For gamers who enjoy fantasy and sci-fi action-adventure games, that operate with this consistent set of rules, that’s fine. More of the same can’t hurt! But for developers, who want to break new ground and likely have more game ideas stewing in their heads than they could possibly create in a lifetime, that’s very limiting.

Immersive sims were not even designed as a new genre to begin with. Deus Ex came about as a response to what developer Ion Storm felt was, at the time, an overly restrictive view toward how much agency players could handle. According to veteran developer Jordan Thomas, the game was meant to allow an unprecedented scope of interactivity, and in the process become this sort of “anti-genre” that could support so many gameplay styles at once.

Of course, it was only a matter of time before other games followed in that tradition, and someone collected these new games into a genre of their own. The rest is history.

The Legacy of the Immersive Sim

So, if the developers of classics like Deus Ex, System Shock 2, and Thief did not go on to produce dozens of other immersive sims, and the larger gamedev community did not embrace the genre wholeheartedly, what difference did these games actually make?

Quite a lot, actually. You just won’t find those effects in immersive sims.

The genre was a shining example of how allowing players to choose their own goals, and giving them the tools to improvise their own solutions, could be incredibly immersive and engaging. These games also validated dynamic, simulative elements like physics engines as ways to make players feel more at home within game settings. As a result, these systems found their way into many other critically-acclaimed games like EVE Online, Half-Life 2, Red Read Redemption, and later entries in the Grand Theft Auto series.

While immersive sims are too narrow in scope to innovate beyond a certain point, their impact is being felt in other genres, which are embracing the features that made immersive sims so special.

So here’s a call to action: if you want more games incorporating these features, vote with your wallet. Support games that use immersive and simulative features to maximum effect, and demand more of these features from developers in “traditional” genres.

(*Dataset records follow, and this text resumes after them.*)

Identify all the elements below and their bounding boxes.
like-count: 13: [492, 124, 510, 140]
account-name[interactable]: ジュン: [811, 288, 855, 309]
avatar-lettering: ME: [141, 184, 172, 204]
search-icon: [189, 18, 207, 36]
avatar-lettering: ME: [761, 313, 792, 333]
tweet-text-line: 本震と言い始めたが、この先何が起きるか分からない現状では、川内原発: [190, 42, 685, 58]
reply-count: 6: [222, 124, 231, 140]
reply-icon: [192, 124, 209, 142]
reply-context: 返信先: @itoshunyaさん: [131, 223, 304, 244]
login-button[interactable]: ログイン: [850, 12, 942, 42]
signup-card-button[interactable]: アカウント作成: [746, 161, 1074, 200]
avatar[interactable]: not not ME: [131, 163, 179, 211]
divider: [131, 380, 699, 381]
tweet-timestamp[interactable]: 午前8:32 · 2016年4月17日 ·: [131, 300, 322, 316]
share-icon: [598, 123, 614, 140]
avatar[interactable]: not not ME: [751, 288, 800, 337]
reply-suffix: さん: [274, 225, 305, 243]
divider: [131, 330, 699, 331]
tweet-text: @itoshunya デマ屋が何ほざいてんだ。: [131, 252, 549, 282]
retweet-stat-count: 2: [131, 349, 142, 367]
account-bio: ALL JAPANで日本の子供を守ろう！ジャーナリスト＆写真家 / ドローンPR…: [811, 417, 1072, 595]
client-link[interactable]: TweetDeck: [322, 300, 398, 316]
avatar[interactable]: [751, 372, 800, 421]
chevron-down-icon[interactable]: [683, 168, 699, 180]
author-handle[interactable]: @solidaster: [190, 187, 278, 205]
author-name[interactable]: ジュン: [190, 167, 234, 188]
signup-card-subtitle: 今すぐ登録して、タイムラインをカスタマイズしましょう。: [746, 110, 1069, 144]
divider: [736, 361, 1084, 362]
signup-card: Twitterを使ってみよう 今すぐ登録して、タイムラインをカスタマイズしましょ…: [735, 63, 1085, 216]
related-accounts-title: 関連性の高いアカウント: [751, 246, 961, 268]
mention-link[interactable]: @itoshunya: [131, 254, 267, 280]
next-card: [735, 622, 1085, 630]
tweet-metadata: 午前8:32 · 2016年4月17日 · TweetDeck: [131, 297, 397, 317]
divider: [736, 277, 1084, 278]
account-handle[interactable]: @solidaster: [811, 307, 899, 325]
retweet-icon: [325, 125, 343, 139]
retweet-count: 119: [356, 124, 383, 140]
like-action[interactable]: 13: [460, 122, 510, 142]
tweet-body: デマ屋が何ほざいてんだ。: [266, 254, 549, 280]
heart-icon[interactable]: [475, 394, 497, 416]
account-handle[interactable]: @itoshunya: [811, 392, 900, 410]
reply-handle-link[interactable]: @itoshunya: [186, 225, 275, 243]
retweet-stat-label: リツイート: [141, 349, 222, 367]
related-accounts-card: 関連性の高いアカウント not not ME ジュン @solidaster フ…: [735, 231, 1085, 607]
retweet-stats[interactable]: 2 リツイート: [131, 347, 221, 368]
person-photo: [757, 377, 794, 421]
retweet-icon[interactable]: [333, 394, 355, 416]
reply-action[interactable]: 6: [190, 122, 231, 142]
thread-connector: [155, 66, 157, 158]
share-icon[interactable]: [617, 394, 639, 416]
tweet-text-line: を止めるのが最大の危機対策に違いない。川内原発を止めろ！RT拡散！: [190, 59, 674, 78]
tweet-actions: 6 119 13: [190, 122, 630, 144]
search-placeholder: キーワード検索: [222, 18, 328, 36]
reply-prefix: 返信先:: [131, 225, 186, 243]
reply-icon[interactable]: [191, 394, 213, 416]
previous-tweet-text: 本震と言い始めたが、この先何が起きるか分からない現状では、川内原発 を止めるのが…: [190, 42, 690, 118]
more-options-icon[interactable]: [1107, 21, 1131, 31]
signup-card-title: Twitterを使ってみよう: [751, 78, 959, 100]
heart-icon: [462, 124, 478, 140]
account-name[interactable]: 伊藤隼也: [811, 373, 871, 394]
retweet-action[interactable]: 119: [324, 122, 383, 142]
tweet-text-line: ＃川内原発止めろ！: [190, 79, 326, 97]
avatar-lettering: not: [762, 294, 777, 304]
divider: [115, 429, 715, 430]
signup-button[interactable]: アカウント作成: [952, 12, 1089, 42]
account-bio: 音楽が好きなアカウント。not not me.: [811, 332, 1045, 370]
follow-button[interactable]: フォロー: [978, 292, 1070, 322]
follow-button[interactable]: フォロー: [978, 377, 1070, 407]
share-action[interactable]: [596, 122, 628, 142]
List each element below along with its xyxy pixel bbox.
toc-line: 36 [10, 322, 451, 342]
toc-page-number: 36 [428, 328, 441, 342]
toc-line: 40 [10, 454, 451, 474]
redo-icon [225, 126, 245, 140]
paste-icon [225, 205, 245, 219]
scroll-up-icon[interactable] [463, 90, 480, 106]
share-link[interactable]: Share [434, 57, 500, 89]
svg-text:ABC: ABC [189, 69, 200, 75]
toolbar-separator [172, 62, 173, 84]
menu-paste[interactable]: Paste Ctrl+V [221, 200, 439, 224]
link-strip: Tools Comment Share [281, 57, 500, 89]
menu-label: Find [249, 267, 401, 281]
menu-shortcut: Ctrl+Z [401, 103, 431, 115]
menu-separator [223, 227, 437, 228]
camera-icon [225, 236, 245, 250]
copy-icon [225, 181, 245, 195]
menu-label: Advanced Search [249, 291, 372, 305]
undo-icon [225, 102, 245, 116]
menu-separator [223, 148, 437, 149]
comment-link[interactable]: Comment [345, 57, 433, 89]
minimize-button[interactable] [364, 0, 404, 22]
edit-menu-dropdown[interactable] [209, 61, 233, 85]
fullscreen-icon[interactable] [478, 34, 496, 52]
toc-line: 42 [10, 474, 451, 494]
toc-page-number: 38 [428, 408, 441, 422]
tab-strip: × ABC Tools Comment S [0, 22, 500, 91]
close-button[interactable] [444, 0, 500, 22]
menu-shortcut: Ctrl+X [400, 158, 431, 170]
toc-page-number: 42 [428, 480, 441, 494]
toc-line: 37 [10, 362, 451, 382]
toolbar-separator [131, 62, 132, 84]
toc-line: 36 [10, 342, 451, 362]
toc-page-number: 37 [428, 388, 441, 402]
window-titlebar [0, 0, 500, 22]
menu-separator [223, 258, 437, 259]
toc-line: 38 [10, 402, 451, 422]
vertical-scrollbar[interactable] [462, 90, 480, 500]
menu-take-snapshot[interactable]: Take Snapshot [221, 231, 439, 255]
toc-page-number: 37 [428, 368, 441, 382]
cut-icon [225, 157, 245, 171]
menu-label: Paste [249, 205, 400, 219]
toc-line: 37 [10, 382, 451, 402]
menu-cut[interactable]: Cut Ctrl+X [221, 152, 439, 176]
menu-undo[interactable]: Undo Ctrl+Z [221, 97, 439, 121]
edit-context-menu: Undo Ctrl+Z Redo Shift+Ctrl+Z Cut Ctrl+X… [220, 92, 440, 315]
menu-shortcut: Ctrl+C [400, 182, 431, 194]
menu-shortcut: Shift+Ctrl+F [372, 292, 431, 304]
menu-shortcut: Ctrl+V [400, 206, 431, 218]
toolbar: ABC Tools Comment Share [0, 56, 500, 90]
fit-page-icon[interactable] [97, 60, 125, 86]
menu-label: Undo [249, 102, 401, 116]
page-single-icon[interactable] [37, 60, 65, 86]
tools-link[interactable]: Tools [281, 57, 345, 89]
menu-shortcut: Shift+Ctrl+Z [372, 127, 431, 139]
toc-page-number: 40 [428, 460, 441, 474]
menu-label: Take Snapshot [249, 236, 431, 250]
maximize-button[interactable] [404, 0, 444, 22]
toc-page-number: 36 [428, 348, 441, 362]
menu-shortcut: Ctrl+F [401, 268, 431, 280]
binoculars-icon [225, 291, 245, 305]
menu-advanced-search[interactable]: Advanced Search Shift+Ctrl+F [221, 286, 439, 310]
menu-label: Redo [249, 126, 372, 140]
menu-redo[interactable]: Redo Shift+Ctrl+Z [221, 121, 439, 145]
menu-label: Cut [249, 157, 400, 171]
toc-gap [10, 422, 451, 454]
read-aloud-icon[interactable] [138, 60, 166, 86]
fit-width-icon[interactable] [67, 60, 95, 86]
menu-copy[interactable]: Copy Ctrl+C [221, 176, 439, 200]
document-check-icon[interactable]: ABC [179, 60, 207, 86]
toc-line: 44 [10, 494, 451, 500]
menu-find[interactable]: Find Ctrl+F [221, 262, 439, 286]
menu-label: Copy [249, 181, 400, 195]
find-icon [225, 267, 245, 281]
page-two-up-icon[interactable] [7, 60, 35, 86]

To be clear, this is not a postmortem for the immersive sim genre. Recent installments like Deus Ex: Human Revolution and Dishonored 2 have proven there is still demand for immersive sims to this day. Indeed, their rarity should be celebrated, as a sign that there is still a special sauce to this style of game, something that requires hard work and talent to pull off.

Most importantly, it’s a sign that when the next immersive sim shows up on store shelves, like its predecessors, it’ll be something truly exceptional.